Before this discovery, it is believed that just 232 of Shakespeare's 800 first folios - some of the rarest books in the world - still exist. The first folio is recognized with preserving many of his plays since none of his original manuscripts survived.
"There are many indicators to quickly be able to authenticate a relic like this," Rasmussen continued. "From the press variant, watermarks, paper composition and binding. It's just that so many historical items get buried or lost during time that a discovery like this is magnificent."
The library staff at first assumed the coverless book was an 18th- or 19th-century facsimile or reprint. The library is preparing for a British literature exhibition in 2015 and started to examine it more closely.

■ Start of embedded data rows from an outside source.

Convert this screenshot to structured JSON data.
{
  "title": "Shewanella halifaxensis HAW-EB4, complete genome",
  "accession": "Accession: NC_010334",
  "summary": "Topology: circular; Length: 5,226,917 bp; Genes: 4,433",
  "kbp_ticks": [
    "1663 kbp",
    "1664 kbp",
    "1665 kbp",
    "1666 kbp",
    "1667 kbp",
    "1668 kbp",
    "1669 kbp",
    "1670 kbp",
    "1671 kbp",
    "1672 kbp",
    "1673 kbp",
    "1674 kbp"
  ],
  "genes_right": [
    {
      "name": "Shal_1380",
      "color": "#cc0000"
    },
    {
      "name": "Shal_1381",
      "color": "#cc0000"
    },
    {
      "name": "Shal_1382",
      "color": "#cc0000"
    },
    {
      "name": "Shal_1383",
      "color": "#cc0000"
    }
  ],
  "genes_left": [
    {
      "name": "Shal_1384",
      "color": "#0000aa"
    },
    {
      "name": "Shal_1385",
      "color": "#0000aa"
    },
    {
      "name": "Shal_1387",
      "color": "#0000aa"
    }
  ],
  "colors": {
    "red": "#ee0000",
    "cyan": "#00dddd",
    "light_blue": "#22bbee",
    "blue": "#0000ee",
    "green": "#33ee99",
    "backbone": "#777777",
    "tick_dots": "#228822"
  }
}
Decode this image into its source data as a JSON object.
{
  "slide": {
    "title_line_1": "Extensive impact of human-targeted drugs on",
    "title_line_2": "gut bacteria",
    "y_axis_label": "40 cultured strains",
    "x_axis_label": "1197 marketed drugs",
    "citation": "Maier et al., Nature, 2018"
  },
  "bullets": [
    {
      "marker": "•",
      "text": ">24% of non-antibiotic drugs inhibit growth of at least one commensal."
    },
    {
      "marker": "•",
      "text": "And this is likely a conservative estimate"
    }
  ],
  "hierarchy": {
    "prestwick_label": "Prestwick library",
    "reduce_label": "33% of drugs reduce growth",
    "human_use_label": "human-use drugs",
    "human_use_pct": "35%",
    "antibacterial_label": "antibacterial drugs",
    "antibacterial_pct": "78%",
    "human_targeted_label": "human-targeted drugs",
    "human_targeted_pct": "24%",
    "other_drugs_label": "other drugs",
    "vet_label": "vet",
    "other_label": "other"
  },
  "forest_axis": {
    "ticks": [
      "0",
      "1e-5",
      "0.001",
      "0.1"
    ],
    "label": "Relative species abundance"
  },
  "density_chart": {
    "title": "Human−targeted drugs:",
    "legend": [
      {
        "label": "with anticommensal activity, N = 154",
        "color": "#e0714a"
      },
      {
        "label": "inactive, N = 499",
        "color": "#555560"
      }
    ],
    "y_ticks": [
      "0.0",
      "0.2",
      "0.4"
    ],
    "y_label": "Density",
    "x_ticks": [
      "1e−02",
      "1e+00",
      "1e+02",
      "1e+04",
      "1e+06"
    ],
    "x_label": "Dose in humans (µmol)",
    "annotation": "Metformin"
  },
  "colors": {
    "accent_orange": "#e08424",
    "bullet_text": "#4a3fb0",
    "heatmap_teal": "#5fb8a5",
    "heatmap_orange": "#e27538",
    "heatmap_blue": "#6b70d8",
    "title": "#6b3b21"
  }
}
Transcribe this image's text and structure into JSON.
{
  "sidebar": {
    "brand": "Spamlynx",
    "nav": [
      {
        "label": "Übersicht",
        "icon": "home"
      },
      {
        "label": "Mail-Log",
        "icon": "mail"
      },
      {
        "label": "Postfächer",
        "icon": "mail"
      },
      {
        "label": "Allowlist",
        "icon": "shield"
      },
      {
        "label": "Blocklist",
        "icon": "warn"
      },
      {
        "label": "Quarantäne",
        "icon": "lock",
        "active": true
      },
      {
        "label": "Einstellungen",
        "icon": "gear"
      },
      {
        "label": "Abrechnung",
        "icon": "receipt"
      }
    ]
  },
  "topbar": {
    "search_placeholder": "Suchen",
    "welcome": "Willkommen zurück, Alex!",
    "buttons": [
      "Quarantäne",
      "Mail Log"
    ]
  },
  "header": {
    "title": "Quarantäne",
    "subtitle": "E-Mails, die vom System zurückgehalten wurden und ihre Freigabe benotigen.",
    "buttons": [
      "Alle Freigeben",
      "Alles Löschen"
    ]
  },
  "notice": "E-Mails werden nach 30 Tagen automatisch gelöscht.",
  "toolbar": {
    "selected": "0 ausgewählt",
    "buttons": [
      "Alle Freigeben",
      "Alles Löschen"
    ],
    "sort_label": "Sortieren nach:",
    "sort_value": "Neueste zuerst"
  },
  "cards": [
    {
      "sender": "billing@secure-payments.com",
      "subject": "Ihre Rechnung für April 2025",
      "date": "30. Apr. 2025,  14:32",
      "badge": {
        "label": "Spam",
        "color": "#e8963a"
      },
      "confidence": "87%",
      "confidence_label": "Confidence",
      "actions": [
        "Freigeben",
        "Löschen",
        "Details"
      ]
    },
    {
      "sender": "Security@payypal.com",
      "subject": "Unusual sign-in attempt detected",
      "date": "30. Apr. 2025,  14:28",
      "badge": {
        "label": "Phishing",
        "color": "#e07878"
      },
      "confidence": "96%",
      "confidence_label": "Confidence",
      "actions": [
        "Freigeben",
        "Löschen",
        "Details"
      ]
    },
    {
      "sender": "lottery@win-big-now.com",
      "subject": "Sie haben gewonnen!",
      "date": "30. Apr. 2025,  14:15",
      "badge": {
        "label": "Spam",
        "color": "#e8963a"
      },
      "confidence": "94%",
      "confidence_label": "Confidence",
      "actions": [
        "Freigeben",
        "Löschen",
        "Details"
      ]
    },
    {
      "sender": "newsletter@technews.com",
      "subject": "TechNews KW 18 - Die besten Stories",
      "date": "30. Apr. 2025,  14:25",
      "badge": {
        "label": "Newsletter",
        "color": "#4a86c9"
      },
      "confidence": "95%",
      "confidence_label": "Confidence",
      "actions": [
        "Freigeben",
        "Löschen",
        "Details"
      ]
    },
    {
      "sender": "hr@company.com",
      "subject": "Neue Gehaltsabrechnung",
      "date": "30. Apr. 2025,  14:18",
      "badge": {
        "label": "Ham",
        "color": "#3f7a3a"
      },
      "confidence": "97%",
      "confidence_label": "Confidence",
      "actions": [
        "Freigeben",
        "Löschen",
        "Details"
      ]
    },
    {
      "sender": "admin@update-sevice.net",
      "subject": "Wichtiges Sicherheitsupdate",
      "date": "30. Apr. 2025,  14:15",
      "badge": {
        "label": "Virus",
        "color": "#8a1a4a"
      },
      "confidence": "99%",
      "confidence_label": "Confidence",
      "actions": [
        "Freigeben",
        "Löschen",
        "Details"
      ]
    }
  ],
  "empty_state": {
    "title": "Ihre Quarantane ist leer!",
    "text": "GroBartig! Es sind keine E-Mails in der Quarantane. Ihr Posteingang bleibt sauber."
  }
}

"It was cataloged with a Neville ownership signature," Rasmussen said, and during a National Public Radio interview on Thanksgiving Day, he further explained, "Neville was the alias that was taken by the Scarisbrick family, a family of Catholic nobles. And we know Edward Scarisbrick, who took the name of Neville, went to Saint-Omer College after the Catholics were banned from England's universities."
Rasmussen said that the Neville name has again provoked a long-disputed argument among scholars about whether William Shakespeare may have been a secret Catholic.
In a New York Times interview , the first American outlet to break the story of the first folio discovery late last month, Rasmussen further explained the quarrel.
"People have been making some vague arguments, but now for the first time we have a connection between the Jesuit college network and Shakespeare," he said. "The links become a little more substantial when you have this paper trail."
Rasmussen believes this discovery will stoke this controversial fire for some time. He's been busy personally answering every email he's received - nearly 500 the first week after media reports hit - many with requests to authenticate a family heirloom, a task he will not entertain.
Rasmussen now refocuses his time and attention to the British Library Shakespeare exhibition, which marks the 400th anniversary of Shakespeare's death in April 2016. He was asked to curate the exhibit, a role he humbly and proudly accepted. He will travel to London every few months leading up to the unveiling. The exhibit will run from April through September 2016.
Rasmussen has served on the Board of Trustees of the Shakespeare Association of America, on the General Council of the Malone Society, and as General Textual Editor of the Internet Shakespeare Editions Project - one of the most visited Shakespearean websites in the world.
Rasmussen has written and edited 50 scholarly books, the majority of which are about Shakespeare. He has established himself as the world's pre-eminent expert on Shakespeare's life, writing and language. Weighing in on the recent claims about the 1602 quarto edition of Thomas Kyd's play, The Spanish Tragedy, having been partially written by Shakespeare, and then moderating a scholarly duel on the authorship of Double Falsehood, people throughout the world turn to University of Nevada, Reno English Professor Rasmussen when they want to know more about Shakespeare.
At the University, Rasmussen has successfully garnered numerous grants and fellowships; has received the University's highest award for teaching excellence, the F. Donald Tibbitts Distinguished Teacher Award; the top teaching award for the entire Nevada System of Higher Education, the Regents' Teaching Award; and was selected last year as a Foundation Professor.